Um homem muito vivo, muito inteligente, negligencia o seu estilo do mesmo modo que se permite loucuras e zomba do dom que possui.

Um homem muito inteligente e vivo é também voluntariamente um pateta em aberto que joga tanto com as suas personagens que acaba por se confundir com elas, o que pode ser ruinoso para a sua vida. Há que ter um bocadinho de idiotia.


Quem diz: Obra, diz: Sacrifícios.
A grande questão é de decidir o que se sacrificará: é preciso saber quem, quem, será comido.

Eu não tenho dúvidas: é a família quem paga, quem é comida. E também não tenho dúvidas de que não mereciam tanto egoísmo.


O que tu fazes de melhor, eis a mais fatal armadilha.


O que num homem é inimitável para os outros é precisamente o que ele não consegue ele mesmo imitar a si mesmo. O que eu tenho de inimitável é-o igualmente para mim.


Construir-se um público.
Tornar-se um «grande homem» não é mais que levar as pessoas a amar tudo o que vem de vós; a desejá-lo. Habituai-las ao seu eu como a um alimento, e eles ir-vos-ão lamber a mão.
Mas há então duas espécies de «grandes homens»: uns dão às pessoas o que lhes agrada; os outros ensinam-lhes a comer o que eles não amam.

Prefiro este segundo tipo – inequivocamente


O que caracteriza uma literatura da decadência é a perfeição – são as perfeições. E não pode ser de outro modo. É a habilidade crescente, somada a mais espírito, mais sensualidade, mais combinatórias, a uma maior dissimulação das penosas necessidades, a mais inteligência e profundidade; em suma, a um maior conhecimento do homem, das expectativas e reacções do leitor, das fontes e dos efeitos de linguagem, a um maior domínio de si mesmo – o autor.
Virgílio é o tipo.


A morte como meio literário representa uma facilidade. O emprego deste motivo é uma marca de uma ausência de profundidade. Mas a maior parte coloca o infinito dentro do nada.

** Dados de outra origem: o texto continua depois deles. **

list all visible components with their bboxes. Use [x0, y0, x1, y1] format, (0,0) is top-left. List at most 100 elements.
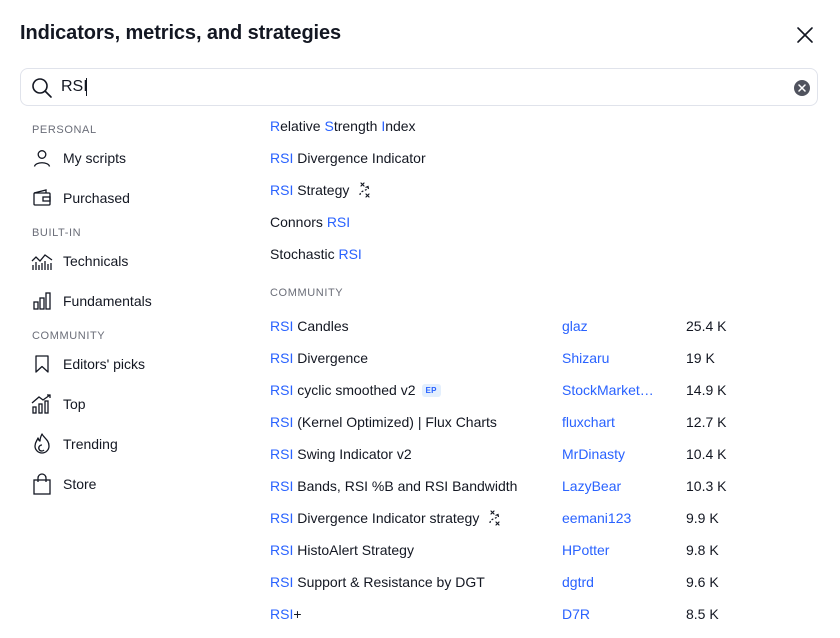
sidebar-section-label: COMMUNITY: [32, 330, 106, 342]
strategy-icon: [489, 510, 500, 526]
editors-pick-badge: EP: [421, 384, 441, 397]
indicator-name: Stochastic RSI: [270, 246, 362, 262]
boost-count: 9.9 K: [686, 510, 719, 526]
sidebar-item-trending[interactable]: Trending: [20, 427, 240, 461]
builtin-result-row[interactable]: RSI Strategy: [270, 176, 818, 206]
name-text: Swing Indicator v2: [293, 446, 412, 462]
community-result-row[interactable]: RSI Candles glaz 25.4 K: [270, 312, 818, 342]
script-name: RSI+: [270, 606, 302, 622]
script-name: RSI Swing Indicator v2: [270, 446, 412, 462]
script-author-link[interactable]: StockMarket…: [562, 382, 654, 398]
search-input[interactable]: [61, 75, 761, 99]
clear-icon: [798, 84, 806, 92]
name-text: cyclic smoothed v2: [293, 382, 416, 398]
match-highlight: RSI: [270, 478, 294, 494]
script-author-link[interactable]: MrDinasty: [562, 446, 625, 462]
match-highlight: R: [270, 118, 281, 134]
name-text: Stochastic: [270, 246, 339, 262]
script-author-link[interactable]: HPotter: [562, 542, 609, 558]
sidebar-item-technicals[interactable]: Technicals: [20, 244, 240, 278]
name-text: Bands, RSI %B and RSI Bandwidth: [293, 478, 518, 494]
match-highlight: RSI: [270, 542, 294, 558]
community-result-row[interactable]: RSI HistoAlert Strategy HPotter 9.8 K: [270, 536, 818, 566]
top-chart-icon: [31, 393, 53, 415]
sidebar-item-top[interactable]: Top: [20, 387, 240, 421]
dialog-title: Indicators, metrics, and strategies: [20, 22, 342, 44]
match-highlight: RSI: [270, 182, 294, 198]
name-text: Divergence Indicator: [293, 150, 426, 166]
sidebar-item-label: Top: [63, 396, 86, 412]
builtin-result-row[interactable]: Stochastic RSI: [270, 240, 818, 270]
community-result-row[interactable]: RSI Swing Indicator v2 MrDinasty 10.4 K: [270, 440, 818, 470]
name-text: elative: [280, 118, 325, 134]
name-text: ndex: [385, 118, 416, 134]
script-name: RSI Bands, RSI %B and RSI Bandwidth: [270, 478, 517, 494]
script-name: RSI cyclic smoothed v2 EP: [270, 382, 441, 398]
sidebar-item-label: Technicals: [63, 253, 129, 269]
name-text: +: [293, 606, 302, 622]
community-result-row[interactable]: RSI+ D7R 8.5 K: [270, 600, 818, 630]
match-highlight: RSI: [270, 150, 294, 166]
sidebar-item-label: Editors' picks: [63, 356, 146, 372]
community-result-row[interactable]: RSI (Kernel Optimized) | Flux Charts flu…: [270, 408, 818, 438]
match-highlight: RSI: [270, 606, 294, 622]
community-result-row[interactable]: RSI Bands, RSI %B and RSI Bandwidth Lazy…: [270, 472, 818, 502]
sidebar-item-my-scripts[interactable]: My scripts: [20, 141, 240, 175]
indicator-name: RSI Divergence Indicator: [270, 150, 426, 166]
community-result-row[interactable]: RSI cyclic smoothed v2 EP StockMarket… 14…: [270, 376, 818, 406]
text-caret: [86, 78, 87, 96]
sidebar-item-fundamentals[interactable]: Fundamentals: [20, 284, 240, 318]
script-author-link[interactable]: glaz: [562, 318, 588, 334]
builtin-result-row[interactable]: Relative Strength Index: [270, 112, 818, 142]
name-text: Divergence: [293, 350, 369, 366]
sidebar-section-label: BUILT-IN: [32, 227, 82, 239]
match-highlight: RSI: [270, 574, 294, 590]
script-author-link[interactable]: dgtrd: [562, 574, 594, 590]
match-highlight: RSI: [338, 246, 362, 262]
name-text: Candles: [293, 318, 349, 334]
script-name: RSI Support & Resistance by DGT: [270, 574, 485, 590]
indicator-name: Relative Strength Index: [270, 118, 416, 134]
user-icon: [31, 147, 53, 169]
indicator-name: RSI Strategy: [270, 182, 371, 198]
match-highlight: RSI: [270, 414, 294, 430]
sidebar-section-label: PERSONAL: [32, 124, 97, 136]
bar-chart-icon: [31, 290, 53, 312]
sidebar-item-purchased[interactable]: Purchased: [20, 181, 240, 215]
script-author-link[interactable]: Shizaru: [562, 350, 609, 366]
script-author-link[interactable]: fluxchart: [562, 414, 615, 430]
sidebar-item-label: Trending: [63, 436, 118, 452]
clear-search-button[interactable]: [794, 80, 810, 96]
script-author-link[interactable]: D7R: [562, 606, 590, 622]
builtin-result-row[interactable]: RSI Divergence Indicator: [270, 144, 818, 174]
sidebar-item-label: Purchased: [63, 190, 130, 206]
boost-count: 9.6 K: [686, 574, 719, 590]
community-result-row[interactable]: RSI Divergence Shizaru 19 K: [270, 344, 818, 374]
boost-count: 10.4 K: [686, 446, 727, 462]
boost-count: 25.4 K: [686, 318, 727, 334]
match-highlight: RSI: [270, 510, 294, 526]
script-author-link[interactable]: eemani123: [562, 510, 631, 526]
strategy-icon: [359, 182, 370, 198]
name-text: (Kernel Optimized) | Flux Charts: [293, 414, 497, 430]
builtin-result-row[interactable]: Connors RSI: [270, 208, 818, 238]
boost-count: 9.8 K: [686, 542, 719, 558]
shopping-bag-icon: [31, 473, 53, 495]
close-button[interactable]: [792, 22, 818, 48]
indicators-dialog: Indicators, metrics, and strategies PERS…: [0, 0, 840, 638]
boost-count: 10.3 K: [686, 478, 727, 494]
script-name: RSI Divergence Indicator strategy: [270, 510, 501, 526]
sidebar-item-store[interactable]: Store: [20, 467, 240, 501]
name-text: trength: [333, 118, 382, 134]
community-result-row[interactable]: RSI Divergence Indicator strategy eemani…: [270, 504, 818, 534]
community-result-row[interactable]: RSI Support & Resistance by DGT dgtrd 9.…: [270, 568, 818, 598]
match-highlight: RSI: [326, 214, 351, 230]
match-highlight: S: [324, 118, 334, 134]
sidebar-item-editors-picks[interactable]: Editors' picks: [20, 347, 240, 381]
bookmark-icon: [31, 353, 53, 375]
close-icon: [797, 27, 813, 43]
name-text: Support & Resistance by DGT: [293, 574, 485, 590]
boost-count: 14.9 K: [686, 382, 727, 398]
search-box[interactable]: [20, 68, 818, 106]
script-author-link[interactable]: LazyBear: [562, 478, 621, 494]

Hesito. Estive 15 anos a rasgar tudo o que escrevia porque tudo o que saía me parecia tocado pela morte. Mas suspeito que só voltei a publicar quando achei o meu modo de falar da morte – o que é diferente de ter abandonado “tal facilidade”. Agora sulco a morte sem a rechaçar como antes, antecipo-a ou carnavalizo-a, sem que deixe de manifestar com ganas o ímpeto, o tesão de viver. Penso que o equilíbrio é o mais difícil e que aqui estará “o segredo” que se fala em baixo.


Há um «segredo» de fazer versos, como o há um no tocar o violino. Aquele que não possui o segredo faz versos, ou toca o violino, pelo menos ele crê nisso, e se engana e a outros com ele, posto que confunde o que ele julga fazer com o que ele faz na realidade – e é precisamente possuir o segredo o que afasta esta confusão.           

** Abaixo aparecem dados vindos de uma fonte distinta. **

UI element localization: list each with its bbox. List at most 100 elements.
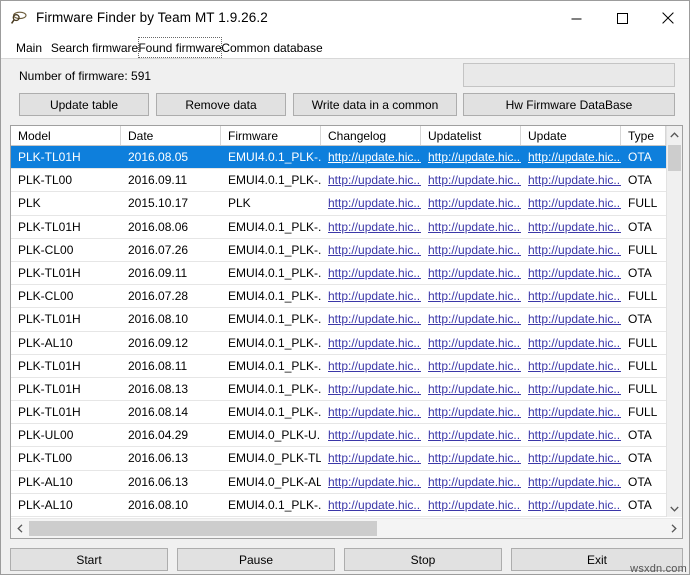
column-header-date[interactable]: Date [121, 126, 221, 145]
vertical-scrollbar[interactable] [666, 126, 682, 517]
scroll-up-button[interactable] [667, 126, 682, 143]
table-row[interactable]: PLK-AL10 2016.09.12 EMUI4.0.1_PLK-... http:… [11, 331, 666, 355]
stop-button[interactable]: Stop [344, 548, 502, 571]
cell-changelog[interactable]: http://update.hic... [321, 146, 421, 168]
vertical-scroll-thumb[interactable] [668, 145, 681, 171]
close-button[interactable] [645, 1, 689, 35]
cell-update[interactable]: http://update.hic... [521, 332, 621, 354]
hw-firmware-database-button[interactable]: Hw Firmware DataBase [463, 93, 675, 116]
cell-update[interactable]: http://update.hic... [521, 494, 621, 516]
cell-changelog[interactable]: http://update.hic... [321, 262, 421, 284]
cell-update[interactable]: http://update.hic... [521, 146, 621, 168]
cell-changelog[interactable]: http://update.hic... [321, 308, 421, 330]
cell-changelog[interactable]: http://update.hic... [321, 332, 421, 354]
firmware-count-label: Number of firmware: 591 [19, 69, 152, 83]
table-row[interactable]: PLK-TL002016.06.13EMUI4.0_PLK-TL...http:… [11, 447, 666, 471]
pause-button[interactable]: Pause [177, 548, 335, 571]
cell-updatelist[interactable]: http://update.hic... [421, 285, 521, 307]
cell-update[interactable]: http://update.hic... [521, 262, 621, 284]
column-header-update[interactable]: Update [521, 126, 621, 145]
table-row[interactable]: PLK-TL00 2016.09.11 EMUI4.0.1_PLK-... http:… [11, 169, 666, 193]
tab-found-firmware[interactable]: Found firmware [138, 37, 222, 58]
column-header-updatelist[interactable]: Updatelist [421, 126, 521, 145]
scroll-left-button[interactable] [11, 519, 28, 538]
cell-update[interactable]: http://update.hic... [521, 308, 621, 330]
start-button[interactable]: Start [10, 548, 168, 571]
minimize-button[interactable] [553, 1, 599, 35]
write-data-in-common-button[interactable]: Write data in a common [293, 93, 457, 116]
cell-update[interactable]: http://update.hic... [521, 447, 621, 469]
cell-update[interactable]: http://update.hic... [521, 285, 621, 307]
maximize-button[interactable] [599, 1, 645, 35]
cell-updatelist[interactable]: http://update.hic... [421, 471, 521, 493]
table-row[interactable]: PLK-TL01H 2016.09.11 EMUI4.0.1_PLK-... http… [11, 261, 666, 286]
cell-update[interactable]: http://update.hic... [521, 239, 621, 261]
cell-updatelist[interactable]: http://update.hic... [421, 378, 521, 400]
tab-common-database[interactable]: Common database [221, 37, 322, 58]
column-header-changelog[interactable]: Changelog [321, 126, 421, 145]
cell-changelog[interactable]: http://update.hic... [321, 378, 421, 400]
cell-updatelist[interactable]: http://update.hic... [421, 308, 521, 330]
column-header-type[interactable]: Type [621, 126, 666, 145]
cell-model: PLK-TL01H [18, 265, 81, 280]
cell-updatelist[interactable]: http://update.hic... [421, 146, 521, 168]
cell-changelog[interactable]: http://update.hic... [321, 239, 421, 261]
cell-updatelist[interactable]: http://update.hic... [421, 262, 521, 284]
cell-updatelist[interactable]: http://update.hic... [421, 447, 521, 469]
table-row[interactable]: PLK-CL00 2016.07.28 EMUI4.0.1_PLK-... http:… [11, 285, 666, 309]
cell-model: PLK-AL10 [18, 497, 73, 512]
cell-changelog[interactable]: http://update.hic... [321, 216, 421, 238]
cell-updatelist[interactable]: http://update.hic... [421, 355, 521, 377]
cell-update[interactable]: http://update.hic... [521, 216, 621, 238]
scroll-right-button[interactable] [665, 519, 682, 538]
table-row[interactable]: PLK-TL01H 2016.08.05 EMUI4.0.1_PLK-... http… [11, 146, 666, 170]
chevron-left-icon [16, 524, 22, 533]
cell-changelog[interactable]: http://update.hic... [321, 494, 421, 516]
table-row[interactable]: PLK-AL10 2016.08.10 EMUI4.0.1_PLK-... http:… [11, 493, 666, 517]
update-table-button[interactable]: Update table [19, 93, 149, 116]
cell-updatelist[interactable]: http://update.hic... [421, 169, 521, 191]
remove-data-button[interactable]: Remove data [156, 93, 286, 116]
table-row[interactable]: PLK-TL01H 2016.08.10 EMUI4.0.1_PLK-... http… [11, 308, 666, 332]
cell-update[interactable]: http://update.hic... [521, 169, 621, 191]
cell-changelog[interactable]: http://update.hic... [321, 169, 421, 191]
cell-model: PLK-TL00 [18, 173, 73, 188]
cell-changelog[interactable]: http://update.hic... [321, 471, 421, 493]
cell-updatelist[interactable]: http://update.hic... [421, 424, 521, 446]
cell-changelog[interactable]: http://update.hic... [321, 401, 421, 423]
column-header-firmware[interactable]: Firmware [221, 126, 321, 145]
table-row[interactable]: PLK-CL00 2016.07.26 EMUI4.0.1_PLK-... http:… [11, 238, 666, 262]
cell-update[interactable]: http://update.hic... [521, 378, 621, 400]
cell-updatelist[interactable]: http://update.hic... [421, 401, 521, 423]
cell-changelog[interactable]: http://update.hic... [321, 447, 421, 469]
horizontal-scroll-thumb[interactable] [29, 521, 377, 536]
cell-updatelist[interactable]: http://update.hic... [421, 239, 521, 261]
cell-updatelist[interactable]: http://update.hic... [421, 332, 521, 354]
cell-changelog[interactable]: http://update.hic... [321, 424, 421, 446]
cell-update[interactable]: http://update.hic... [521, 471, 621, 493]
horizontal-scrollbar[interactable] [11, 518, 682, 538]
table-row[interactable]: PLK-TL01H 2016.08.06 EMUI4.0.1_PLK-... http… [11, 215, 666, 239]
table-row[interactable]: PLK-TL01H 2016.08.14 EMUI4.0.1_PLK-... http… [11, 401, 666, 425]
cell-updatelist[interactable]: http://update.hic... [421, 494, 521, 516]
tab-main[interactable]: Main [7, 37, 51, 58]
cell-type: OTA [628, 451, 652, 466]
tab-search-firmware[interactable]: Search firmware [51, 37, 138, 58]
cell-updatelist[interactable]: http://update.hic... [421, 216, 521, 238]
table-row[interactable]: PLK 2015.10.17 PLK http://update.hic... http… [11, 192, 666, 216]
table-row[interactable]: PLK-TL01H 2016.08.13 EMUI4.0.1_PLK-... http… [11, 377, 666, 402]
cell-changelog[interactable]: http://update.hic... [321, 285, 421, 307]
status-field[interactable] [463, 63, 675, 87]
table-row[interactable]: PLK-TL01H 2016.08.11 EMUI4.0.1_PLK-... http… [11, 354, 666, 378]
cell-updatelist[interactable]: http://update.hic... [421, 192, 521, 214]
cell-changelog[interactable]: http://update.hic... [321, 355, 421, 377]
cell-changelog[interactable]: http://update.hic... [321, 192, 421, 214]
cell-update[interactable]: http://update.hic... [521, 424, 621, 446]
cell-update[interactable]: http://update.hic... [521, 401, 621, 423]
cell-update[interactable]: http://update.hic... [521, 355, 621, 377]
cell-update[interactable]: http://update.hic... [521, 192, 621, 214]
scroll-down-button[interactable] [667, 500, 682, 517]
table-row[interactable]: PLK-UL00 2016.04.29 EMUI4.0_PLK-U... http:/… [11, 424, 666, 448]
column-header-model[interactable]: Model [11, 126, 121, 145]
table-row[interactable]: PLK-AL102016.06.13EMUI4.0_PLK-AL...http:… [11, 470, 666, 494]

O ideal é ter a coragem de só publicar um quarto do que se escreve, pois mesmo quem tem «o segredo» (a haver) sabe que este é como as bolas do malabarista – escapam-se-nos fácil, consecutivamente. Perguntava o Godard sobre os cineastas que estão anos sem fazer um filme: «será possível estar anos em branco e considerar-se um cineasta, não se perde a mão? Perde-se, por isso quem tem o azar de começar a escrever está condenado a fazê-lo sem descanso, com incertos resultados, sai-lhe do pêlo. Perguntem ao Lobo Antunes sobre isto. É preciso tempo, ganhar tempo é o verdadeiro combate.


O tipo orador serve-se de imagens insustentáveis. Magníficas em movimento, ridículas no repouso.

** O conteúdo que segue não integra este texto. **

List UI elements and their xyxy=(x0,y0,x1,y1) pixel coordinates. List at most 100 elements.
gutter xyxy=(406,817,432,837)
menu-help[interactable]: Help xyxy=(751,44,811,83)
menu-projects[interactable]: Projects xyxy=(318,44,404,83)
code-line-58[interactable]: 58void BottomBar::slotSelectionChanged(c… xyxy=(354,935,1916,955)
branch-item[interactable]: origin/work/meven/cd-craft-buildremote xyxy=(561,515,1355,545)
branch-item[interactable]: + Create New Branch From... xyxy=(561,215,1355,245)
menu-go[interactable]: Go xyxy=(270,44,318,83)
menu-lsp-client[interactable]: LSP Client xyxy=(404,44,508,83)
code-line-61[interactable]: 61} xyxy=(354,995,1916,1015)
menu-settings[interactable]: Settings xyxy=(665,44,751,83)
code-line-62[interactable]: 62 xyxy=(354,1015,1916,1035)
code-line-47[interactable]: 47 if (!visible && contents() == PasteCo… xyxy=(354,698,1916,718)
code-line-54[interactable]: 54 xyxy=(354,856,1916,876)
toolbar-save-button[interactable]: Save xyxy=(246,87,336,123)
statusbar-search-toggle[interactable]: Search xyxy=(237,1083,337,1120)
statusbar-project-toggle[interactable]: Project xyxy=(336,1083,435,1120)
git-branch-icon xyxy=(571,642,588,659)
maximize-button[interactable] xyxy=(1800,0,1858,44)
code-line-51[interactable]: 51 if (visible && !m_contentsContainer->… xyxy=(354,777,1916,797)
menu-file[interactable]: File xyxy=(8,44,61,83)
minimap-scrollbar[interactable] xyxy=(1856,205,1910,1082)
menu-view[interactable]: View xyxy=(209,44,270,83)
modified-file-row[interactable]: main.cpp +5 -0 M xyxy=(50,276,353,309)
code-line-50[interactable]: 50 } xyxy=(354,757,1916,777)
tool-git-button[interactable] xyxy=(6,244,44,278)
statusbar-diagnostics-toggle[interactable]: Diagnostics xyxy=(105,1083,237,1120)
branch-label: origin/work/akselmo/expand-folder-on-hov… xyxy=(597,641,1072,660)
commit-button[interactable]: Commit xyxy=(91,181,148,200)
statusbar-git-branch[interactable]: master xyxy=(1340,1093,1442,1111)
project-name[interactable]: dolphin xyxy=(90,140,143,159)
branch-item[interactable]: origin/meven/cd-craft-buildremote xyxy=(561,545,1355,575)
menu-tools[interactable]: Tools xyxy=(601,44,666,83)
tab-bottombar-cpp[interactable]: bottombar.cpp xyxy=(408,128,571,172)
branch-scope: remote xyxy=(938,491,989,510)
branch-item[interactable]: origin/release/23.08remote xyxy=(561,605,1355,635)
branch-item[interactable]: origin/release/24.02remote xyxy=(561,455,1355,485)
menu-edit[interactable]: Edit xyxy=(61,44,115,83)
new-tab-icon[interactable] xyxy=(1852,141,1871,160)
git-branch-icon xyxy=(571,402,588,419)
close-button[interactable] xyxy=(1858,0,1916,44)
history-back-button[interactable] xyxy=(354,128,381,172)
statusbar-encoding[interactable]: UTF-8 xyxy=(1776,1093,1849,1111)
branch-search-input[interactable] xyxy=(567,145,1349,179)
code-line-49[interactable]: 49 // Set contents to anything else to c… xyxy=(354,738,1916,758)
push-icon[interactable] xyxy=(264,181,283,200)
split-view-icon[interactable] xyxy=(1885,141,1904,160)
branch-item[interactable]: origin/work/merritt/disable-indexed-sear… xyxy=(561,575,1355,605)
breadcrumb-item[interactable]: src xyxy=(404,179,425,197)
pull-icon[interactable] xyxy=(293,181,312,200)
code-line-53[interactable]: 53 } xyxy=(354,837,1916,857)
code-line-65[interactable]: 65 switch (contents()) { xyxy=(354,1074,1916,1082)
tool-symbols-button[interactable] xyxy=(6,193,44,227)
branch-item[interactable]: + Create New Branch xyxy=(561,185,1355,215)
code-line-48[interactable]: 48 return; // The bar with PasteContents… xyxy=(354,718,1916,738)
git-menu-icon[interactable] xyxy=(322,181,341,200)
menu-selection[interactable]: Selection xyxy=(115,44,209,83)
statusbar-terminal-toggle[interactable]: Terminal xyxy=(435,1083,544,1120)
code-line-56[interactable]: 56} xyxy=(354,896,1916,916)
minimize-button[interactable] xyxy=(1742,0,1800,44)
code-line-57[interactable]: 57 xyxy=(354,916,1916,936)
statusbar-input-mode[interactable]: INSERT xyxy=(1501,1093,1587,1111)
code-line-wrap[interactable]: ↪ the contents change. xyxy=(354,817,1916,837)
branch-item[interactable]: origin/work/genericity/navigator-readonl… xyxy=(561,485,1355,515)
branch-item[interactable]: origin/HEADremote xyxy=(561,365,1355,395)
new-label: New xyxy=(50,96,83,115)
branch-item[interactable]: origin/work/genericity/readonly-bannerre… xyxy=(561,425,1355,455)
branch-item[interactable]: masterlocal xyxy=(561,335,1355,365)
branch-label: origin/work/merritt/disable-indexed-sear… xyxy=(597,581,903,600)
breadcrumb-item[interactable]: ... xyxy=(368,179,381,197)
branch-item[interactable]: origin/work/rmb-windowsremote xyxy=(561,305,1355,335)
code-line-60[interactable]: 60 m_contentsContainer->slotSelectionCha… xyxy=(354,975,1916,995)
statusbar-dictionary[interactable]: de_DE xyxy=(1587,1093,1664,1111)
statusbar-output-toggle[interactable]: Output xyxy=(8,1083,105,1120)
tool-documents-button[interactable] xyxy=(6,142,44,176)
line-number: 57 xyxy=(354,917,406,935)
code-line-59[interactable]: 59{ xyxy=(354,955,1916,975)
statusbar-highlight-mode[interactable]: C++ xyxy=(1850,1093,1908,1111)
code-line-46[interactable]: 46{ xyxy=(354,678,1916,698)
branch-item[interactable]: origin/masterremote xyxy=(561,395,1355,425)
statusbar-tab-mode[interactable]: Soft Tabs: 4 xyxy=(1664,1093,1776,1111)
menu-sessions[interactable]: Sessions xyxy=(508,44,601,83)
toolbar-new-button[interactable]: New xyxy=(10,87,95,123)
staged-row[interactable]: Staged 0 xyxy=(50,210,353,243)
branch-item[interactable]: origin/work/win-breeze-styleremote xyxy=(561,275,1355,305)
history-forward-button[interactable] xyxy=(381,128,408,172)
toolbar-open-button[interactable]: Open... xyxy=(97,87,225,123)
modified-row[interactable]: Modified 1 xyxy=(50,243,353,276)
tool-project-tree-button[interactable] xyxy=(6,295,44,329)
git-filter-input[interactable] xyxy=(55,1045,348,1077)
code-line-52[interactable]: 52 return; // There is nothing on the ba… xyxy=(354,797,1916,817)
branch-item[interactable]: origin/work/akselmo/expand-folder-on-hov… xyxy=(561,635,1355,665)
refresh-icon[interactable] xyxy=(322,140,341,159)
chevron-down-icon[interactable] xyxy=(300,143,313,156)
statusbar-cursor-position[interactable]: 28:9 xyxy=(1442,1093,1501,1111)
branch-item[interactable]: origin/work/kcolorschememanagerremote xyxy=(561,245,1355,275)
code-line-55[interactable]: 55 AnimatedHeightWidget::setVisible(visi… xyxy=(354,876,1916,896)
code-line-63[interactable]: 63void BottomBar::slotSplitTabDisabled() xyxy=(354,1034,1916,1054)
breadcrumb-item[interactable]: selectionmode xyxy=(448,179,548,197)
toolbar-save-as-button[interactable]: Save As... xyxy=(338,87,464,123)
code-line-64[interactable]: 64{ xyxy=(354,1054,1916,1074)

Já o poeta não deve temer apoiar-se no «falado», e muitas vezes a poesia renova-se pela incursão no não-poético. Como em tudo, não é uma regra absoluta mas sazonalmente é necessária.  


Acho indigno querer que os outros sejam da nossa opinião.
O proselitismo espanta-me.

Também a mim me espanta. Nunca esquecerei o elogio que Jung fez do tradutor do I-Ching para as línguas ocidentais, um jesuíta que esteve 30 anos na China e que se gabava de não ter feito um cristão.